Monday Reflection - Imogen Black

image from google

This homily was given by Imogen Black, a final year ordinand, at Evening Prayer on Monday 11th October 2010;

Today is the feast of Ethelburga, a 7th century saint who was abbess of Barking; not to be confused with Ethelburga, a 7th century saint who was abbess of Faremoutier-en-Brie; or indeed with Ethelburga, a 7th century saint who was abbess of Lyming.

Very little is known about her, making it an interesting question as to quite why she (unlike her two namesakes) has been singled out for the contemporary Anglican calendar. Perhaps it’s not unrelated to the fact that a church under her patronage in Bishopsgate made the news a few decades ago; almost destroyed by an IRA bomb in 1983, it was rebuilt as the St Ethelburga's Centre for Reconciliation and Peace, something that may have brought the saint a little more into the public eye.

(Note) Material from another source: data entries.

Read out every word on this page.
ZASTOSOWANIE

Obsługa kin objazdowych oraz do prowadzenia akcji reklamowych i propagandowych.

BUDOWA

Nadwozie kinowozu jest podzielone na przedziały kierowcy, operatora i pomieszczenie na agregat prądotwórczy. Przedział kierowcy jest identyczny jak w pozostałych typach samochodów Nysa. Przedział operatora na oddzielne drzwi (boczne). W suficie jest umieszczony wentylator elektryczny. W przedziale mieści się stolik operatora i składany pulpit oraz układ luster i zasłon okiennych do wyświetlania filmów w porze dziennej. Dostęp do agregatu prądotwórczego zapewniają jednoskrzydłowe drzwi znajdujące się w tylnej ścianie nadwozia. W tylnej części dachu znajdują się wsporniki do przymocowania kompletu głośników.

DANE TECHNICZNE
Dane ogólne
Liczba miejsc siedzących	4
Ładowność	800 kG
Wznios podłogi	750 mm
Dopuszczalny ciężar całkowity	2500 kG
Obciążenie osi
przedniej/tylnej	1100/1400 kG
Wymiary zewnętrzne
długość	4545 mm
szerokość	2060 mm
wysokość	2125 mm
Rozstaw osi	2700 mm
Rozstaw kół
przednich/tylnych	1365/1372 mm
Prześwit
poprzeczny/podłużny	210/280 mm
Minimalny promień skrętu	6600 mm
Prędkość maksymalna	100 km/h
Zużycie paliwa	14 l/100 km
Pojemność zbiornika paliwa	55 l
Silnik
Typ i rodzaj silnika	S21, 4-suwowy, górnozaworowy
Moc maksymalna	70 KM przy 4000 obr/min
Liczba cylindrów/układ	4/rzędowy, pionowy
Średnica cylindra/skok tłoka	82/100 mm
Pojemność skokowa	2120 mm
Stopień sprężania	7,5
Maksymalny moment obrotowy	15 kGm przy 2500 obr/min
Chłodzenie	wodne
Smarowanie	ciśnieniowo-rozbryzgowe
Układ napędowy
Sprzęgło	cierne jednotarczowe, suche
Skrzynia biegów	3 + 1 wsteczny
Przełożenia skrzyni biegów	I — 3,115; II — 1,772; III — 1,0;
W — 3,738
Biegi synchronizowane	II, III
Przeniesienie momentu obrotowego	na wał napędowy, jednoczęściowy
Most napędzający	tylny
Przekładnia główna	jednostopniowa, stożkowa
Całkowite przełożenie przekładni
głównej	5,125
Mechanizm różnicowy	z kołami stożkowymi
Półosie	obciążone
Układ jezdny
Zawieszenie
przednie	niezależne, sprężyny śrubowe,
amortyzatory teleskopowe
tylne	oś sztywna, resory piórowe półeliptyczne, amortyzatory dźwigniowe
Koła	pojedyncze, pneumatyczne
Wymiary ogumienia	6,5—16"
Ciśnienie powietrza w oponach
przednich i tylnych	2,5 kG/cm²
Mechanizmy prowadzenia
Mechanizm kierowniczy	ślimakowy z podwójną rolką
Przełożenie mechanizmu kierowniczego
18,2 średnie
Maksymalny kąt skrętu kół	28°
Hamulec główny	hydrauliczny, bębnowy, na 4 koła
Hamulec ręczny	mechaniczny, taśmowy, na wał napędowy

What we do know about her comes mostly from Bede, writing some 50 years after her death. Her brother Eorcenwald founded the monastery at Barking and set her over it as its first abbess. In this task, we’re told, she proved worthy of her brother in all respects, “both by her holy life and by her sound and devoted care for those under her rule”, to whom she was both “mother” and “nurse”.

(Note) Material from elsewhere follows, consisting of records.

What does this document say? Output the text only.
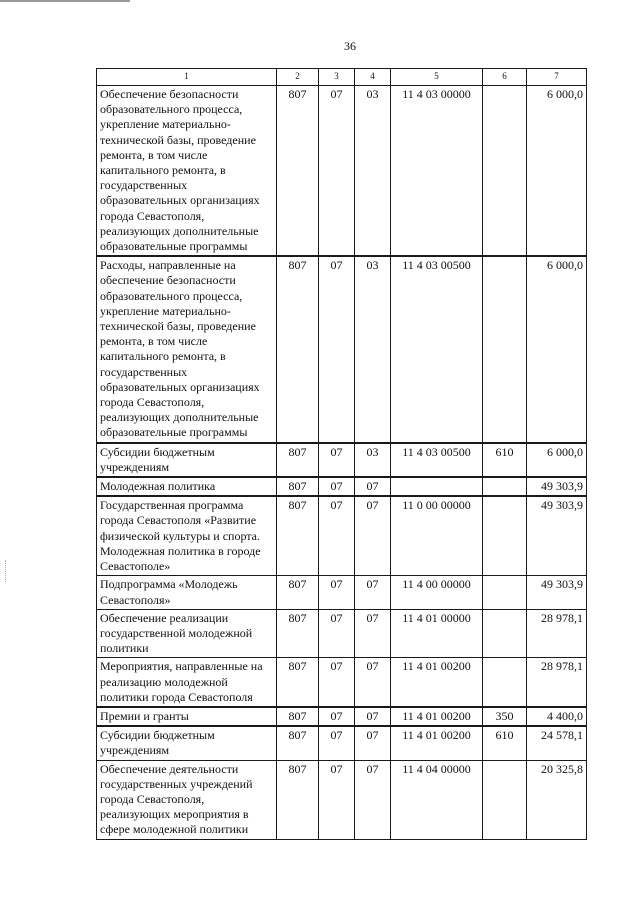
36
1	2	3	4	5	6	7
Обеспечение безопасности образовательного процесса, укрепление материально-технической базы, проведение ремонта, в том числе капитального ремонта, в государственных образовательных организациях города Севастополя, реализующих дополнительные образовательные программы	807	07	03	11 4 03 00000		6 000,0
Расходы, направленные на обеспечение безопасности образовательного процесса, укрепление материально-технической базы, проведение ремонта, в том числе капитального ремонта, в государственных образовательных организациях города Севастополя, реализующих дополнительные образовательные программы	807	07	03	11 4 03 00500		6 000,0
Субсидии бюджетным учреждениям	807	07	03	11 4 03 00500	610	6 000,0
Молодежная политика	807	07	07			49 303,9
Государственная программа города Севастополя «Развитие физической культуры и спорта. Молодежная политика в городе Севастополе»	807	07	07	11 0 00 00000		49 303,9
Подпрограмма «Молодежь Севастополя»	807	07	07	11 4 00 00000		49 303,9
Обеспечение реализации государственной молодежной политики	807	07	07	11 4 01 00000		28 978,1
Мероприятия, направленные на реализацию молодежной политики города Севастополя	807	07	07	11 4 01 00200		28 978,1
Премии и гранты	807	07	07	11 4 01 00200	350	4 400,0
Субсидии бюджетным учреждениям	807	07	07	11 4 01 00200	610	24 578,1
Обеспечение деятельности государственных учреждений города Севастополя, реализующих мероприятия в сфере молодежной политики	807	07	07	11 4 04 00000		20 325,8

That is really all Bede has to say about her character. But he is convinced as to her holiness, to which visions and miracles bore witness. Most notably, an elderly nun had a vision in which a body brighter than the sun was drawn up from the monastery into heaven; a few days later, Ethelburga died, and such was her record, Bede says, that none who knew her could doubt that the gates of heaven were opened for her. Then another nun, badly crippled, asked to be carried into church to pray at Ethelburga’s body. There she asked her to intercede on her behalf in heaven, that she might be released from her suffering; twelve days later she was indeed released, in death.

So what, then, can we learn from such a figure, given how little we know of her? Perhaps that holiness does not necessarily involve doing things that are, in the end, particularly exciting or memorable, but can be a matter of simply faithfully seeking God’s will in the place where we are set, getting on with the job that we’ve been given to do. And that how we treat those around us, those people with whom we live and work, is a significant testimony to our holiness or lack of it. Those who believed Ethelburga to be truly holy, who sought and received her intercession, were from her own monastery, the people who saw her in day-to-day life, who had to live with her, under her authority. She can hardly have been faultless, but whatever her faults, her genuine care for her community was seen as rather more significant.

Let us pray.


To those who love you, Lord,

you promise to come with your Son

and make your home within them.

Come then with your purifying grace

and, at the intercession of St Ethelburga your virgin

make our hearts a place where you can dwell.

We make our prayer through Christ our Lord.